Some high strength materials are designed for computerized milling techniques (CAD/CAM) where the core structure is milled from the presintered block of an oxide ceramic. A relative recent dental ceramic is yttria-stabilized zirconium oxide polycrystals. These materials are manufactured from fine particles of ZrO2 and 3–5 % Y2O3, which form a partly stabilized tetragonal structure at room temperature after heat treatment. Due to the optical opacity of these materials, they are covered with veneering ceramic, usually feldspathic types, with esthetic characteristics similar to the natural tooth substance.
The veneering process involves a firing procedure at high temperatures (750–900 °C) and subsequent cooling of the restoration. This process is performed at least once, usually two to five times. It is not fully known what effect this thermal history has on the properties of the core ceramic.
Patients have become more and more demanding regarding the esthetic and biocompatibility of their dental restorations, ceramic as material for inlays, onlays, crowns and bridges has become a main goal for scientific interest especially from the material point of view.
Lithium disilicate ceramic restorations became available in 2006, and can be fabricated with a heat-pressed or computer-aided manufacturing (CAD/CAM). The better translucency and shade variety makes possible anatomically contoured monolithic restorations. Lithium disilicate restorations may be fabricated in the dental office and/or dental laboratory. Improved in-office chairside milling technology allows restorations to be designed, milled, and inserted at the same appointment as tooth preparation. With the dental laboratory-based cut-back method nano-fluorapatite ceramic can be layered onto a lithium disilicate substructure at the incisal, occlusal, or facial areas to improve the optical properties and to customize the esthetic and anatomic contours.

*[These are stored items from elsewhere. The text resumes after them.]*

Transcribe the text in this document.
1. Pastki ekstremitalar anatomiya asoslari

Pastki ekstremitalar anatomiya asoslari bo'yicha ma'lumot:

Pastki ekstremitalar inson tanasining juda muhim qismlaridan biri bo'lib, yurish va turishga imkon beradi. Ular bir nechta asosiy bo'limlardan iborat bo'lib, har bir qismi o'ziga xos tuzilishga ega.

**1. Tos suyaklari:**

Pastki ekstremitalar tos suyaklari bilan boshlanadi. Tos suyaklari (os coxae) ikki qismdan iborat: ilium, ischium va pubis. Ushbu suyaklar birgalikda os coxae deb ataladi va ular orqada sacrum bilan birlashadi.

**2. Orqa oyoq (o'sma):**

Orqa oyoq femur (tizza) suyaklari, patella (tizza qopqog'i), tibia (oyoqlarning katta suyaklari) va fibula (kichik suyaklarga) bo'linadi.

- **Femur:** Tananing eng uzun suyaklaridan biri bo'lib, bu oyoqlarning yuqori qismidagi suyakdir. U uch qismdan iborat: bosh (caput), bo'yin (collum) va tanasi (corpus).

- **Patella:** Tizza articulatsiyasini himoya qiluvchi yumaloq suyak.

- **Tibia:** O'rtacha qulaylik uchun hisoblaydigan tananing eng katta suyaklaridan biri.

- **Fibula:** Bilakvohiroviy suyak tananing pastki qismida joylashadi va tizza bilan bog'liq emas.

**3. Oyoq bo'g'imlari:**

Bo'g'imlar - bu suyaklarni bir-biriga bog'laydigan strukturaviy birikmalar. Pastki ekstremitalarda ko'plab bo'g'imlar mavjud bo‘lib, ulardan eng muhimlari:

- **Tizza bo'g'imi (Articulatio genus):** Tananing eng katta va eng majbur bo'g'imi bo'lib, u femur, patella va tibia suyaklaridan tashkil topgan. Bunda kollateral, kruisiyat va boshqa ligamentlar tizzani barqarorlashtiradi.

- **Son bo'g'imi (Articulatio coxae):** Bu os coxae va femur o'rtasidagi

Dental ceramics are inherently fragile in tension. While the theoretical tensile strength of porcelain is dependent upon the silicon-oxygen bond, the practical strength is 10–1,000 times less than the nominal strength.
Generally cracks may propagate in different ways in the polycrystalline ceramic material, as seen in Fig. 3.2. The crack is formed from the coalescence of microcavities inside the material, giving an appearance of acute brittle fracture (Fig. 3.2a). The crack propagates with sharp point, without any visible permanent deformation, running through the grains (transgranular fracture—Fig. 3.2b), or between grains (intergranular fracture—Fig. 3.2c).
Brittle fracture and crack propagation in the polycrystalline ceramic material: a coalescence of microcavities; b transgranular crack propagation; c intergranular crack propagation (Adapted of Askeland 2009)
Susceptibility to fracture is the result of several factors. A volume and surface distribution of stress-raising microcracks is present in manufactured ceramics. Microcracks are caused by the condensation, melting, and sintering process; by the high contact angle of ceramics on metal; by differences in the coefficient of thermal expansion between alloy or core and veneers; by grinding and abrasion; and by tensile stresses during manufacture, function, and trauma.
Strength is most dependent upon the number and severity of these flaws. The flaws of greatest importance are located in surface areas, and are in the range of 100 pm in diameter. The largely covalent: ionic bonded structure of ceramics confers resistance to chemical degradation in the oral environment; however, it also imparts brittleness. Ductile materials, such as metallic alloys, can dissipate stress by slip and plastic deformation. Brittle materials, such as dental ceramics, have a limited capacity for distributing localized stress at nominal temperatures.
The critical strain of dental ceramics is low; the material can withstand a deformation of approximately 0.1 % before fracture. Repetitive loading, resulting in fluctuating stresses and strains, may be the most common mechanism of failure of dental ceramics.